Returning now, as the order requires, to the beginning of the Song, I say that this Lady is that Lady of the Intellect who is called Philosophy. But naturally praise excites a desire to know the person praised; and to know the thing may be to know what it is considered to be in itself, and in all that pertains to it, as the Philosopher says in the beginning of the book On Physics; and the name may reveal this when it bears some meaning, as he says in the fourth chapter of the Metaphysics, where it is said that the definition is that reason which the name signifies. Here, therefore, it is necessary, before proceeding farther with her praises, to prove and to say what this is that is called Philosophy, what this name signifies; and when this has been demonstrated, the present Allegory will be more efficaciously discussed. And first of all I will state who first gave this name; then I shall proceed to its signification.

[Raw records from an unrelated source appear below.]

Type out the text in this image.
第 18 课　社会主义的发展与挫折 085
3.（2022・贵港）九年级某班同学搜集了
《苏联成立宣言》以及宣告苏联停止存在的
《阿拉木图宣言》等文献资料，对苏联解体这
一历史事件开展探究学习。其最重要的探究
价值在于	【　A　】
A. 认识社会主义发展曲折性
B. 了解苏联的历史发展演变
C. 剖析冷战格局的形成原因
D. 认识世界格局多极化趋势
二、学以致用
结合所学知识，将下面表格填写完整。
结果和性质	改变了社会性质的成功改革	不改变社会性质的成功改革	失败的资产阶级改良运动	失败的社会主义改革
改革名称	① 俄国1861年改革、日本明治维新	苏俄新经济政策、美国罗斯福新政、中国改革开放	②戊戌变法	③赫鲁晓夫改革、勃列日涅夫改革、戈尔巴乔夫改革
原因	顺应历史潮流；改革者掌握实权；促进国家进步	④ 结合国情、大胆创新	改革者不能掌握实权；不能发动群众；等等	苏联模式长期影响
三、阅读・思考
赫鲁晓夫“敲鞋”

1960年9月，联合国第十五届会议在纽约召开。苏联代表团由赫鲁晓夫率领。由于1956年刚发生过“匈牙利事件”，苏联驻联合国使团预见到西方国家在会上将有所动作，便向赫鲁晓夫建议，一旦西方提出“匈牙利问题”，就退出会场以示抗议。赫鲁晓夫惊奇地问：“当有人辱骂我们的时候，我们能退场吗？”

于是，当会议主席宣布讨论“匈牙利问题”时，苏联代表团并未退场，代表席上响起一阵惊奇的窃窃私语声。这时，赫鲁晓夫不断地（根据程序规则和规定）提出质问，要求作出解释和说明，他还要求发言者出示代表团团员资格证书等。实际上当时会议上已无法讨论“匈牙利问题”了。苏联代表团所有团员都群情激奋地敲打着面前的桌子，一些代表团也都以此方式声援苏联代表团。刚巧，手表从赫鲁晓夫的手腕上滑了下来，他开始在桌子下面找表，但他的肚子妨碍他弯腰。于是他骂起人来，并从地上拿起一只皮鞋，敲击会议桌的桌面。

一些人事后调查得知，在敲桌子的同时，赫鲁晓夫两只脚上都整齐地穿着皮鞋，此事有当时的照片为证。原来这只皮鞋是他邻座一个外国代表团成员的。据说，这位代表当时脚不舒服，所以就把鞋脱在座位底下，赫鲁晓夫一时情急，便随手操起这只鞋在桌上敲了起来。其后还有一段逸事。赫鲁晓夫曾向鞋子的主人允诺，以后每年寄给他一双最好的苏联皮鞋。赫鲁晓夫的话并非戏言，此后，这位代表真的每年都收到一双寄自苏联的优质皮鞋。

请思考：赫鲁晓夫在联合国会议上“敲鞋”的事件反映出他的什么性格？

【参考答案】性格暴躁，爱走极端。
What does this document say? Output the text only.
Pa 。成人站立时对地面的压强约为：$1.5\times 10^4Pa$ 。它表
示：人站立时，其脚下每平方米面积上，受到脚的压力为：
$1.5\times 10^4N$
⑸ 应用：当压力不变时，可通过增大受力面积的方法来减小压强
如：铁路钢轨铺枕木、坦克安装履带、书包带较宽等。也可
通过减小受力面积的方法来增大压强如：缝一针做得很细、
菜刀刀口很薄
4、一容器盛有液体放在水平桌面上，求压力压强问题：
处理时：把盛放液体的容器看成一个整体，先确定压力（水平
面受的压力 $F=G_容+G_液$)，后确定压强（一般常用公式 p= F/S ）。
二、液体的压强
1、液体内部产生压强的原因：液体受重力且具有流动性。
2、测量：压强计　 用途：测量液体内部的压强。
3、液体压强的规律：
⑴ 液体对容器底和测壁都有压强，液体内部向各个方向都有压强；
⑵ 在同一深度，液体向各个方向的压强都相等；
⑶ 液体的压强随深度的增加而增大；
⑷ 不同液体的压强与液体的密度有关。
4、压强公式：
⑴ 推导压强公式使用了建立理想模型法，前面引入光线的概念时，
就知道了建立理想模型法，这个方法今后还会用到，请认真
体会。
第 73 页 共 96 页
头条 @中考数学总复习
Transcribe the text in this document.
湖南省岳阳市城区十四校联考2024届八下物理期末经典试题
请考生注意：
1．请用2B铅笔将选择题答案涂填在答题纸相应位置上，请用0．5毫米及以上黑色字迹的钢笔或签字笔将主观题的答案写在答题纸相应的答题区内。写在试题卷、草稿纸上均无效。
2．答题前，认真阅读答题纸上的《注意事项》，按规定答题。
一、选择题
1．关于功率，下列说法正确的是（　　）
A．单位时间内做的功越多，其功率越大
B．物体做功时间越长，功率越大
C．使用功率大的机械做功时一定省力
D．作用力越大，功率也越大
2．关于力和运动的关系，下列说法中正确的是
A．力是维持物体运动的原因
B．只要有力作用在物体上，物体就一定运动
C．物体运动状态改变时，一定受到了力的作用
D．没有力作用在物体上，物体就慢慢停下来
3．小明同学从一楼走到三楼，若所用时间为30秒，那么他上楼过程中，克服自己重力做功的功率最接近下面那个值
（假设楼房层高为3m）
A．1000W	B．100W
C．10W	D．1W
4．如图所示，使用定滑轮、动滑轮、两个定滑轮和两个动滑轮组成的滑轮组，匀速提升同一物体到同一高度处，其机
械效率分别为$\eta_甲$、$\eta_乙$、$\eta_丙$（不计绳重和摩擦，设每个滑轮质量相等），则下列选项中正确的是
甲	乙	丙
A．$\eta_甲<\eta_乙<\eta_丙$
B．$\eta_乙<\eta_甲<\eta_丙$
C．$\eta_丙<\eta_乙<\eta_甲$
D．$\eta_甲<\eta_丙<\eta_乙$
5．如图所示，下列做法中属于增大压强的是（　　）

I say, then, that anciently in Italy, almost from the beginning of the foundation of Rome, which was seven hundred and fifty years, a little more or less, before the advent of the Saviour, according as Paul Orosius writes, about the time of Numa Pompilius, second king of the Romans, there lived a most noble Philosopher, who was named Pythagoras. And that he might be living about that time appears from something to which Titus Livius alludes incidentally in the first part of his History. And before him they were called the followers of Science, not Philosophers but Wise Men such as were those Seven most ancient Wise Men, who still live in popular fame. The first of them had the name of Solon, the second Chilon, the third Periander, the fourth Talus, the fifth Cleobulus, the sixth Bias, the seventh Pittacus. Pythagoras, being asked if he were considered to be a Wise Man, rejected this name, and stated himself to be not a Wise Man, but a Lover of Wisdom. And from this circumstance it subsequently arose that any man studious to acquire knowledge, was called a Lover of Wisdom, that is, a Philosopher; for inasmuch as “Philo” in Greek is equivalent to “Love” and “sophia” is equivalent to Wisdom, therefore, “Philo and sophia” mean the same as Love of Wisdom. Wherefore it is possible to see that those two words make that name Philosopher, which is as much as to say Lover of Wisdom. Therefore it may be observed that it is not a term of arrogance, but of humility.